Mack’s Al ‘AWP’ Pelletier: 1922 – 2008

OAKVILLE, Ont. — The world of Canadian trucking has always been populated by people of great character and immense resourcefulness, but few — if any — deserve such a description quite as much as Al Pelletier did.

Rising from very humble beginnings in Toronto’s east end, he took a mechanic’s licence and ran with it all the way to the top of Mack Trucks, spending 10 years as president, CEO and chairman of the board in Allentown, Pa. And he did it while being admired and often loved by almost everyone he came in contact with along the way.

Alfred William Pelletier died on Oct. 21, 2008 at the age of 86 after a five-year battle with Alzheimers disease. A funeral service and celebration of his extraordinary life was held before a packed house in Oakville, Ont. last week.

A family man to the end, he was sent off amidst both tears and laughter as his son and two daughters and some of their mates, joined by long-time friends, presented a tribute to an inspiring man in tales and photographs and a short video of Al the cowboy-song crooner.

Al Pelletier in Toronto, at the launch of
Today’s Trucking magazine over 20 years ago.

Al’s rich life began in Toronto on Jan. 22, 1922, as the son of a French Canadian from New Brunswick and his British war bride. His father died not long afterwards, of wounds suffered in World War One, but Al persevered through poverty and left Danforth Technical School to become an apprentice mechanic with the Toronto Transit Commission in 1939.
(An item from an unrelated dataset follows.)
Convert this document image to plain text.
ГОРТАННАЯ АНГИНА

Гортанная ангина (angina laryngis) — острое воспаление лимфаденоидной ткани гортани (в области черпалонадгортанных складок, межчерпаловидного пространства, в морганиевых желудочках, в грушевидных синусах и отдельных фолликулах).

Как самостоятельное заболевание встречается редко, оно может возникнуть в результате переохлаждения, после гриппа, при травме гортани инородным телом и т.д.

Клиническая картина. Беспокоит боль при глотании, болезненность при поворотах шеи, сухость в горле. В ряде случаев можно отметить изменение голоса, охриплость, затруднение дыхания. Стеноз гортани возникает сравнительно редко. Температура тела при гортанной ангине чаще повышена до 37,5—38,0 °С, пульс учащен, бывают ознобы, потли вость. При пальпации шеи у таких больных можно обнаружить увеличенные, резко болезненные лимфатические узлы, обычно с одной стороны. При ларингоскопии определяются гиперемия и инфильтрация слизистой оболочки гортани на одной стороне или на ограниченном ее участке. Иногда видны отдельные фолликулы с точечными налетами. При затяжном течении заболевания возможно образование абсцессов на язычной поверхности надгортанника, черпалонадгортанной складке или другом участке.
By 1941 he had volunteered for service in the Royal Canadian Navy, ending his World War Two experience in 1945 as Chief Petty Officer. Three of those war years were spent in convoy service with the H.M.C.S. Granby on the dangerous North Atlantic. At the end of hostilities he returned to the Toronto Transit Commission as a journeyman mechanic.

Pelletier’s long career with Mack began in 1952 when he became shop foreman at the company’s Toronto branch. By 1960 he was national service manager, followed by several progressively larger management roles that culminated in his being named president of Mack Canada in 1974.

Not two years later he was named president of Mack Trucks in Allentown, quickly followed by the additional titles of chief executive officer and chairman of the board. In December of 1985, at the age of 64, he retired from Mack after an illustrious career that included a major expansion of the Canadian operation and record sales on both sides of the border.

But he didn’t retire at all. Always active in volunteer roles with organizations like the Vocational Industrial Clubs of America, the United Way, and as president of the Western Highway Institute, for example, he took on a full-time volunteer job after moving back to Toronto with his wife Pat.

Continuing his work with young people, Pelletier became president of Junior Achievement of Canada, a role he held from 1986 to 1990 before retiring more firmly to Naples, Florida. Even there, Al gave his time to Habitat for Humanity, spending every Thursday building homes for needy. The family’s long-standing tradition of summers spent on Lake of Bays in Ontario’s Muskoka district continued to the end.

By any measure, Al Pelletier’s long and productive life was one very well lived.